We should probably try to save paper, though, and use no more than is necessary. So let's do some wrapping up and never have one piece of paper overlapping another. Remembering this, let's have a look at a very practical challenge.

It would probably be good to use some of those cubes which fit together [multilink] that are around in most schools and put perhaps 27 of these together to make a cube [which in this case would be 3 by 3 by 3].

This is just so that we can have a reasonable sized prezzie, maybe it's a box with an interesting game in it ... I don't know!

We are just concerned with its shape:-

We need to wrap it up, remembering that we can have no overlaps. One rule here is that the paper will be made up of squares the size of the faces of the cube.

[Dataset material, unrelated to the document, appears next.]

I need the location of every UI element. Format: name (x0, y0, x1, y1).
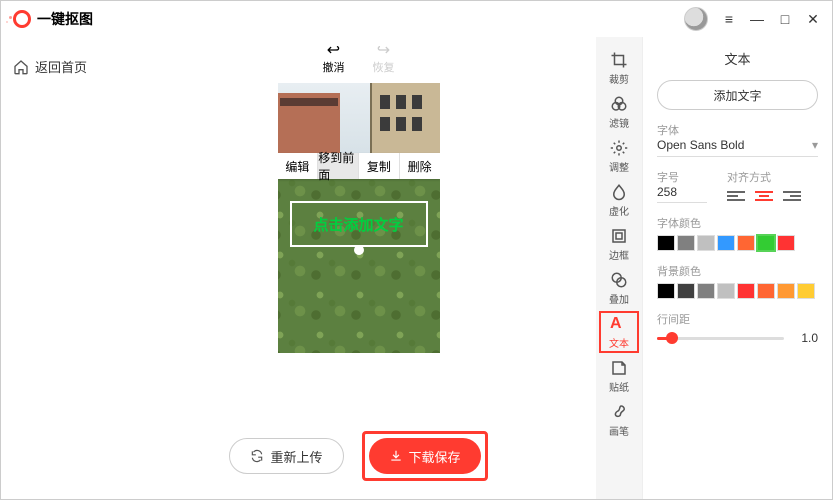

So you may decide on something like this:-

You notice that I've used red paper that is red on both sides so that nothing changes if I turn it over.

You could of course find other shapes to use. Here are just two more:-

Now you find the rest!

Remember to avoid reflections or turning over!

Now for part two of this challenge. What happens if we make one of the sides of this cube a bit different so that it becomes a cuboid?

How many different shapes of paper can be used this time?

Try to find them all.

Now for the third part. What if the prezzie were different from a cube in two directions?

Can you predict how many different shapes of wrapping paper there will be this time?

If you can't, then make them all - that's one sure way of finding out!

Well, good luck with this rather different challenge which only becomes an investigation when you now ask the question "I wonder what would happen if ...?''

I would recommend that the activity is presented to the whole class as suggested with ideas explored together before the pupils go to explore on their own or in twos.

Tell me about your shape.

Have you checked to see if your paper shape works? (it's good to ask this even when you can see it's a good one!)

Children can alter the shape of the present, for example, a kind of cuboid shape with a hole down the middle or a cylinder.

There may be a need for help with the pupils with fine motor skill problems.